Pain & Gain (2013) – Review

1 Star

Back in 2005 Tony Scott took a break from big budget action blockbusters to helm a ‘smaller’ film based on a true story, that movie was the artistically rich but commercial flop, Domino. Scott has always seemed like the logical mentor and certainly a pioneer of the visual style that Michael Bay has perfected. So it is fitting that Bay’s ‘small’ film is a frenzied homage to his late inspiration, unfortunately Pain & Gain is a shallow exercise in cool stylized emotional detachment. In what is being billed as Michael Bay scaling back to show his film school roots, is in reality a typical Bay flick just without the spectacle. If your going to present illogical writing, confusing essential details and cardboard characters, (seriously Ed Harris’ character in The Rock had more believable motivation) then at least give me some CGI Razzle Dazzle or Megan Fox.
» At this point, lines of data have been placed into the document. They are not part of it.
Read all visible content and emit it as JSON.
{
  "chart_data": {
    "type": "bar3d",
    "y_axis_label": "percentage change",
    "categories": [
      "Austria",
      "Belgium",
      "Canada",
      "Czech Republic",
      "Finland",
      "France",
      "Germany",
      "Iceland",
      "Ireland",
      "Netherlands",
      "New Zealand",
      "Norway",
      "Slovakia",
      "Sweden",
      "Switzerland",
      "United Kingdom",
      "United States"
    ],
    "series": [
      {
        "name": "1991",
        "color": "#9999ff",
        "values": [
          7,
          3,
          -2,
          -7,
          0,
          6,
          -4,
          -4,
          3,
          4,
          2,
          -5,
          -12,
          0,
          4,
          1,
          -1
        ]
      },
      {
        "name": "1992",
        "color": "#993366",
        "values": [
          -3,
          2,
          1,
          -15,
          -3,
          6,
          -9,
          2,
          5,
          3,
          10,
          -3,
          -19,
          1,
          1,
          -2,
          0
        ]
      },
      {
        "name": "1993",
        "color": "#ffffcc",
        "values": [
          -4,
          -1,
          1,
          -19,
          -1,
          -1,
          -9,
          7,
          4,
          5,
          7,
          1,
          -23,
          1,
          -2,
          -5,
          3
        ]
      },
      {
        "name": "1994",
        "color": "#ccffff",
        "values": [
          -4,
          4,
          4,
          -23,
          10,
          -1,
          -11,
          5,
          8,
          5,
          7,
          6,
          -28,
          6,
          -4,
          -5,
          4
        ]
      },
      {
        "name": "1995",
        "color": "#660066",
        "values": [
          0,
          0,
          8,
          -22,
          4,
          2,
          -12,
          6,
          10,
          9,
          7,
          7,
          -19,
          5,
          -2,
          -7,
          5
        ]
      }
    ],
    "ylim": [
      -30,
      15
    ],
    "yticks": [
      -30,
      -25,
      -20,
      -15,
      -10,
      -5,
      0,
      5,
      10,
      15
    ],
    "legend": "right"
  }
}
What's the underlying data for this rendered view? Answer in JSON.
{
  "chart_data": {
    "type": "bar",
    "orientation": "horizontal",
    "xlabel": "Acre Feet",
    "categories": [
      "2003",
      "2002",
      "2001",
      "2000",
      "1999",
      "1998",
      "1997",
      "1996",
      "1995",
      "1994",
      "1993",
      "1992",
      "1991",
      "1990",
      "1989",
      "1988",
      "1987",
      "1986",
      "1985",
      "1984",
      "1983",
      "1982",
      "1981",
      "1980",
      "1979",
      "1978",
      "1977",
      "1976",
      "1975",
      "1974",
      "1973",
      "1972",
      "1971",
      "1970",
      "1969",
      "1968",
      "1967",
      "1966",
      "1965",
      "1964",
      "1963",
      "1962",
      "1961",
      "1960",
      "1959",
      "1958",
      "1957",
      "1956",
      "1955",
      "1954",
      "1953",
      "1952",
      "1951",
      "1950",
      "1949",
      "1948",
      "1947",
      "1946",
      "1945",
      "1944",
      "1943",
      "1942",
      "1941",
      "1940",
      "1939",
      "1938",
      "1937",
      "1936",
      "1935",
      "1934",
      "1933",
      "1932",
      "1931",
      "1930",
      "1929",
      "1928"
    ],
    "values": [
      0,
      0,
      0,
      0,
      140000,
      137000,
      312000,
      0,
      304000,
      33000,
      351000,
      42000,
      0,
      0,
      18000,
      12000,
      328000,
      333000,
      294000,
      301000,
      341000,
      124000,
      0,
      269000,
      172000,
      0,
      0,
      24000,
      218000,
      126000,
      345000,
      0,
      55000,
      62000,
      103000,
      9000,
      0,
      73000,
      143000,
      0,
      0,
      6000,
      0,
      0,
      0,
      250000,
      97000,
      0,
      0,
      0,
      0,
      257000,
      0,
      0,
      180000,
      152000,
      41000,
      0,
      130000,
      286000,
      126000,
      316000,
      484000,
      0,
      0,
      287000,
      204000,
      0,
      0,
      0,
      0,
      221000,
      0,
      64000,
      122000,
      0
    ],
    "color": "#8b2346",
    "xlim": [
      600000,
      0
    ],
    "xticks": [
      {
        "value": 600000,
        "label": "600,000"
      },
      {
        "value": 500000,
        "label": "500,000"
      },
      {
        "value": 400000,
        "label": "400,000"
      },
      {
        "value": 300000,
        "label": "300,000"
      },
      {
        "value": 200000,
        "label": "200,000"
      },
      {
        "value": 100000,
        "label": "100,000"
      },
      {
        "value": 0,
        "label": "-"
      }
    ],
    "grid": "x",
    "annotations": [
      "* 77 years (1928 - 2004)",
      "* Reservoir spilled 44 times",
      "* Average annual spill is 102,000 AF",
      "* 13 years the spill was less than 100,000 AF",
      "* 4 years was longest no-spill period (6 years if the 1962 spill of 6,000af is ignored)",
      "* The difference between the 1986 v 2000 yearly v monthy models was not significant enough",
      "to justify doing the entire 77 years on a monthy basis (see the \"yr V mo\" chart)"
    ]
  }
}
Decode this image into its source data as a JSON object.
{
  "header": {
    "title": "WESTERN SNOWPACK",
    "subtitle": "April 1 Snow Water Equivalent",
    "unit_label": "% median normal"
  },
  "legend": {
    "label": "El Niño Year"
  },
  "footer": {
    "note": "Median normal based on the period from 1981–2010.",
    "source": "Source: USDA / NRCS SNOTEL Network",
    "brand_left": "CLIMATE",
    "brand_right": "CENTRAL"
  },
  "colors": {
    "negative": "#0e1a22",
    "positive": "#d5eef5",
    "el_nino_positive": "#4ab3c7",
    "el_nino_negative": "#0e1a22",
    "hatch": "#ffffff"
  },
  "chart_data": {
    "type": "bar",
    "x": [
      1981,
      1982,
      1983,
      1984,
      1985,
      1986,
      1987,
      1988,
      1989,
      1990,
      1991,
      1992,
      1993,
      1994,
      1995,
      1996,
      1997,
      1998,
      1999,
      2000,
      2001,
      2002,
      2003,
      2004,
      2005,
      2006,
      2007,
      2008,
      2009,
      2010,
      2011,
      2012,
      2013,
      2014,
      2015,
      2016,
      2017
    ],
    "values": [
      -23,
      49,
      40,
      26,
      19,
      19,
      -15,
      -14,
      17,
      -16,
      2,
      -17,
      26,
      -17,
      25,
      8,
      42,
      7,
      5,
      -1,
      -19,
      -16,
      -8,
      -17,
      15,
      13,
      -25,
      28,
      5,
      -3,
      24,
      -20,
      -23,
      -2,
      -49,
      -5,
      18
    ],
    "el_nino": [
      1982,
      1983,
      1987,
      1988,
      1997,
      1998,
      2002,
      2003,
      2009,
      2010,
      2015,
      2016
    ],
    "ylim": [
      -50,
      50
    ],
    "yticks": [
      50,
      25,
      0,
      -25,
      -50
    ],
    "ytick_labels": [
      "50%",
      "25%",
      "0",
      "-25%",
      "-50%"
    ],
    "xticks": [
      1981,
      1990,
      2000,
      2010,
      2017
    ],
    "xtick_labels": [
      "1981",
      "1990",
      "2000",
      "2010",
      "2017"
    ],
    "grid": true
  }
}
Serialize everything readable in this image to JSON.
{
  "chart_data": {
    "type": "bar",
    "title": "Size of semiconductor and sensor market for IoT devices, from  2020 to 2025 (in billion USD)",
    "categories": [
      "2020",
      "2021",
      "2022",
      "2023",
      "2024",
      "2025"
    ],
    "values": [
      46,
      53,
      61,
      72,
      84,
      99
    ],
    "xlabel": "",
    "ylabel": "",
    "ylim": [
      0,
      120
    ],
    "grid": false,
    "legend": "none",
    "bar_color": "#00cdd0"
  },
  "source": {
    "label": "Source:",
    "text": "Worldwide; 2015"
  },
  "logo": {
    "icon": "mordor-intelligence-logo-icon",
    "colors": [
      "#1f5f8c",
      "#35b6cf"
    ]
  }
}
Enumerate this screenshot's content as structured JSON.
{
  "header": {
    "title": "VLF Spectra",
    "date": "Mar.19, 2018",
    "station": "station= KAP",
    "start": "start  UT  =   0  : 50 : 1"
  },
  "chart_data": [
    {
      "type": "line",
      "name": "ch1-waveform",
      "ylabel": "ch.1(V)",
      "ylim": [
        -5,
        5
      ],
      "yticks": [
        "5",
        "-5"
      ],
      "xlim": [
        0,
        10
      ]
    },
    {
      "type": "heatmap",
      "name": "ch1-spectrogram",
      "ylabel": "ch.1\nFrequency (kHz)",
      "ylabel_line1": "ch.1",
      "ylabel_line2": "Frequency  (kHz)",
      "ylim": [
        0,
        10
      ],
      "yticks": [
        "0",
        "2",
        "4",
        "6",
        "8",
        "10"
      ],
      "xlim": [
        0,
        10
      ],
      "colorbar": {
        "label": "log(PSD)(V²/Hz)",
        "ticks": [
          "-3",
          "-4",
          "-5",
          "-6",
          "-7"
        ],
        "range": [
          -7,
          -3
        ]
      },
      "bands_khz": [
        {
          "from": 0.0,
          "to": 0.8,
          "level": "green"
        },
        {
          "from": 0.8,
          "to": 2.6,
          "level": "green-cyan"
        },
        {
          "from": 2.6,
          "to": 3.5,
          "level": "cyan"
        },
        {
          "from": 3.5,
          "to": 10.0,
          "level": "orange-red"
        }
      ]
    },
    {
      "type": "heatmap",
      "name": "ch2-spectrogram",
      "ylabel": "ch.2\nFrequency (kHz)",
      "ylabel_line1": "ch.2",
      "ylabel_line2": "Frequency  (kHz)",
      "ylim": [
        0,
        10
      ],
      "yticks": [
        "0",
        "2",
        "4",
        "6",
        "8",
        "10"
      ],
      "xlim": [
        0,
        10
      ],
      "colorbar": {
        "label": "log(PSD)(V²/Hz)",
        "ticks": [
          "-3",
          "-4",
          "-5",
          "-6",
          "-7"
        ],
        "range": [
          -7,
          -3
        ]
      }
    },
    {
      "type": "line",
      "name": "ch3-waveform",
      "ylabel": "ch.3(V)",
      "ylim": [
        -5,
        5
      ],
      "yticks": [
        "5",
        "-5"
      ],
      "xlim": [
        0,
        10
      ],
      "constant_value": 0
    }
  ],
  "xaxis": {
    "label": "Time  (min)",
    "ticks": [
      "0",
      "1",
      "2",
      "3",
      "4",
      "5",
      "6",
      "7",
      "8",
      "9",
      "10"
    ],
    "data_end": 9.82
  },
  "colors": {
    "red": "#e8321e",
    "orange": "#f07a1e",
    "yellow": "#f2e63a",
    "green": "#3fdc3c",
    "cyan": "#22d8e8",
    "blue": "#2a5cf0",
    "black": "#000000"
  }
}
Pain & Gain is set in Miami during the mid-1990’s and features the world of Florida gym culture, the criminal underworld and con-men. This true story could have escaped from the mind of pulp novelist Elmore Leonard. Personal trainer Daniel Lugo (Mark Wahlberg) is a meathead with an unquenchable thirst for what he perceives as the American dream – money, women and physical perfection. Victor Kershaw (Tony Shalhoub) is an extremely wealthy businessman and the target for Daniel’s wacky plan that involves kidnapping, extortion, torture, and murder. Aware that he needs a posse, Daniel recruits his best friend Adrian (Anthony Mackie) and Paul (Dwayne Johnson) a recent ex-con looking for both a payday and his religious savior. At the halfway mark Pain & Gain grows into a repetitive cycle of good-looking scenes that go nowhere. In addition, too many side characters and dueling narrators make for a distracting through-line in the storytelling.

For the first time in his illustrious career Bay has proven all his detractors right. His fingerprint visual technique is all over the film and overwhelms the story. More importantly the script never develops a clear-cut opinion of the three main characters. Are they murderous monsters or a group of basically decent fellas who deserve more from life? By never choosing a side or point of view from the creative standpoint, the audience is then left indifferent to the victims and violent crimes being committed. At over two hours this is more Pain and little to Gain from traveling down this dark, offbeat path with Bay and his talented cast.

Director: Michael Bay
Stars: Mark Wahlberg, Dwayne Johnson, Anthony Mackie

4 thoughts on “Pain & Gain (2013) – Review

  1. It pains me that you are that much of a sheep you’ll alow one persons opinion of a film dictate yours, if I told you milk tastes foul when you were a child you would be seriously calcium deficient my friend!

  2. There’s an implication in this review that Bay’s past efforts were actually watchable pieces of entertainment, not the aural / ocular, tween pandering bile they in fact are. Hence, I cannot take this review seriously. :arrow:

  3. I’ll have to disagree once again Jason. I surprisingly enjoyed Pain & Gain. I think that if Bay would have removed all the comedic elements of the film, it would have been much better. Having said that, I found myself drawn to Wahlberg, Johnson and Mackie’s characters. I thought the acting was pretty good, especially The Rock. It was good to see Dwayne breakout of his usually character types and play someone different. Tony Shalhoub was perfectly cast, and Ed Harris was good in his short amount of screen time.

    As for Bay, I will say that I think this was the first film he didn’t give us the panoramic camera shot we usually get in every one of his films.